The CrowdPlay Architecture

CrowdPlay uses a highly scalable, highly flexible client-server architecture.

CrowdPlay Architecture

The two main components of the platform are the frontend, written in React and TypeScript, and the backend, written in Python. They communicate with each other using a mixture of http endpoints (for user setup and similar operations) and websockets (for streaming observations and keypresses). Unless you plan on major further developments, we envision that you will interact with these in two places:

  1. The backend contains all the configuration regarding environments together with associated information including instructions for users, AI agents, requirements for completing an experiment, and others.
  2. The frontend contains some UI elements like the consent form shown to a user upon entering the site.

Should you wish to make changes beyond these, the graphic above gives you a high-level overview of the CrowdPlay architecture. An important part to note is that the backend is parallelized and runs each environment in its own process. Some key files in the project include:

  • backend/app contains all the backend code:
    • EnvRunner.py and EnvsManager.py contain the code that manages and runs the RL environment and records trajectories. The structure for this is as follows:
      • There is a singleton EnvsManager in the main process, which keeps track of all running environments. When a new user enters the system, this class also starts a new environment for them, or assigns them to an existing (multiagent) environment that is still waiting for additional players.
      • For each environment, EnvsManager creates an EnvRunner, still in the main process, which is the object through which the main process manages and communicates with this environment.
      • This EnvRunner in turn starts a new child process EnvProcess, which runs the environment without blocking the main process, and communicates with EnvRunner through a pipe.

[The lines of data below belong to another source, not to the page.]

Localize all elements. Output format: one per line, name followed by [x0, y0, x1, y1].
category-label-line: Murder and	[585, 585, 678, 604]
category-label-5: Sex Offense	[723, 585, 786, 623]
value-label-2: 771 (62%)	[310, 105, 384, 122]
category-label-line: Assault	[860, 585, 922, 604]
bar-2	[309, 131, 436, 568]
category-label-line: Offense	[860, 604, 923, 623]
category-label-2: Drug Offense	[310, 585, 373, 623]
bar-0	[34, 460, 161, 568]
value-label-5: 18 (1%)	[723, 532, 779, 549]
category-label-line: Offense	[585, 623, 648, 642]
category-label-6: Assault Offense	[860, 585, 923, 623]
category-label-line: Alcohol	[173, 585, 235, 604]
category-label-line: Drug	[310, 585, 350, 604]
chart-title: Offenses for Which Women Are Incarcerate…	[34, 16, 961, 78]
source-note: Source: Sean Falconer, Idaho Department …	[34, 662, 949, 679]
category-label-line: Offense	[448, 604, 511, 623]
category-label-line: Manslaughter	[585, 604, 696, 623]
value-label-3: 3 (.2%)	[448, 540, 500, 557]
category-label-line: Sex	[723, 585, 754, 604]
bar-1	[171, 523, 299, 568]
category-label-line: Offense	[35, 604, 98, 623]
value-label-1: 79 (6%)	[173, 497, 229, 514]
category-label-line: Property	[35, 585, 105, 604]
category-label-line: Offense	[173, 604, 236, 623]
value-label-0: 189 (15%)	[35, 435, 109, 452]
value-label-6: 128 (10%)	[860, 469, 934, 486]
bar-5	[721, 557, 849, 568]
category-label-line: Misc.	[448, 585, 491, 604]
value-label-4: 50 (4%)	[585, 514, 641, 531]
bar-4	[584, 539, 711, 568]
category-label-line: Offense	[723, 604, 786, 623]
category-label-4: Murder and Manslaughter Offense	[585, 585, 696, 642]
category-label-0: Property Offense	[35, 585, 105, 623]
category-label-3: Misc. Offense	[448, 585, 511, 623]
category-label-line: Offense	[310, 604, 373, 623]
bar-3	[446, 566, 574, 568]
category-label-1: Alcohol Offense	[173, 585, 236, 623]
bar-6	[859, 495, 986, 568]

Observations from the environment are still sent through a pipe to the main process, which sends them to the client using websockets; and vice versa user actions are received by the main process and sent to the environment process through a pipe.
      • EnvRunner additionally creates a second child process which compresses trajectories and inserts them into the database, without blocking the EnvProcess process.
    • api_routes.py and socket_events.py define all (http and websockets, respectively) endpoints for communicating with the frontend.
    • env_factory.py, gym_wrappers.py and atari.py define the RL environment, and some wrappers we use around plain Gym environments.
    • environments.py and environment_callables.py define all the environments and associated information, as well as real-time statistics to collect for each environment.
  • frontend/src contains all the frontend code:
    • Environment contains the main game screen and code to update content from new websocket packets.
    • HomePage and MTurk contain basic user setup.
    • EnvironmentChoicePage contains the “game library” style UI for choosing among multiple environments.
    • ScorePage contains some basic post-experiment feedback (e.g. distribution of scores among all participants).